En matière de peinture, Norman est un grand amateur de la peinture de la fin du XIXème siècle. Il aime surtout l'histoire qui se joue durant cette période. Le classicisme qui s'étiole face à la
montée des impressionistes, les règles de la peinture qui volent en éclat, l'accouchement des néo-impressionistes encore moins dirigeables que leurs prédécesseurs, l'évolution qui mènera à
Magritte ou Picasso. Parmi les maîtres de l'impressionnisme, Claude Monet est le chouchou de Norman. Pas pour ces paysages, Impression soleil couchant ou autres Nymphéas qu'il
admire mais pour certains tableaux au contenu plus étrange.
La Femme à l'ombrelle (vue de face) était au commencement une reproduction vue dans livre d'art. Puis ce fut une révélation un jour de sortie au Musée d'Orsay. Au détour d'un couloir,
un terrible tryptique. Les trois Femme l'ombrelle inondés de lumière et qui vous prennent par surprise. Celle vue de droite et celle vue de gauche encadrent celle de face. Un véritable
choc! C'est l'une des rares fois où Norman faillit défaillir devant un tableau.

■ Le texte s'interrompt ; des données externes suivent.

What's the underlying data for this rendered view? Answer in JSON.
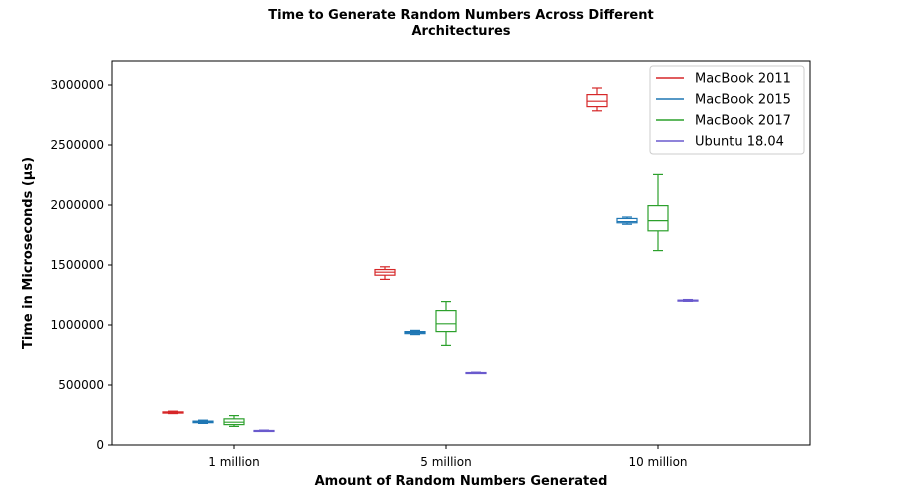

Jamais on n'aura peint une scène aussi étrange, à la limite du morbide, avec autant de grâce, de couleurs et de lumière. C'est une promenade au soleil, au printemps. Le vent est encore un peu
frais et pour se protéger elle a mis une écharpe qui flotte dans le vent. Ce pourrait être totalement bucolique mais la perspective est tronquée. La femme se tient en hauteur et nous en
contrebas. Il n'y a pas d'horizon. Et plus on regarde, plus l'espace se resserre autour de l'ombre de l'ombrelle. Les yeux se fixent sur ce visage dont les traits ne sont qu'une esquisse. En
fait elle n'a pas vraiment de visage mais l'impression qu'elle nous regarde fixement d'en haut se ait persistante. Elle n'a pas l'air heureuse, elle est presque spectrale. Quand Norman vit ce
tableau en vrai, our la première fois au Musée d'Orsay, il eut l'infinie certitude que ce tableau représentait une morte. Comme il arrive souvent à Norman de le faire quand une oeuvre le touche
au plus haut point, il n'a jamais cherché à aller voir ailleurs pour trouver une explication, un contexte, une rationalisation de l'image qu'il lui ferait perdre de sa magie. Quand il se rend à
Orsay, il peut passer un quart d'heure devant ce tableau. Il ne l'examine pas, il fixe le visage de cette femme et discute tout bas avec elle.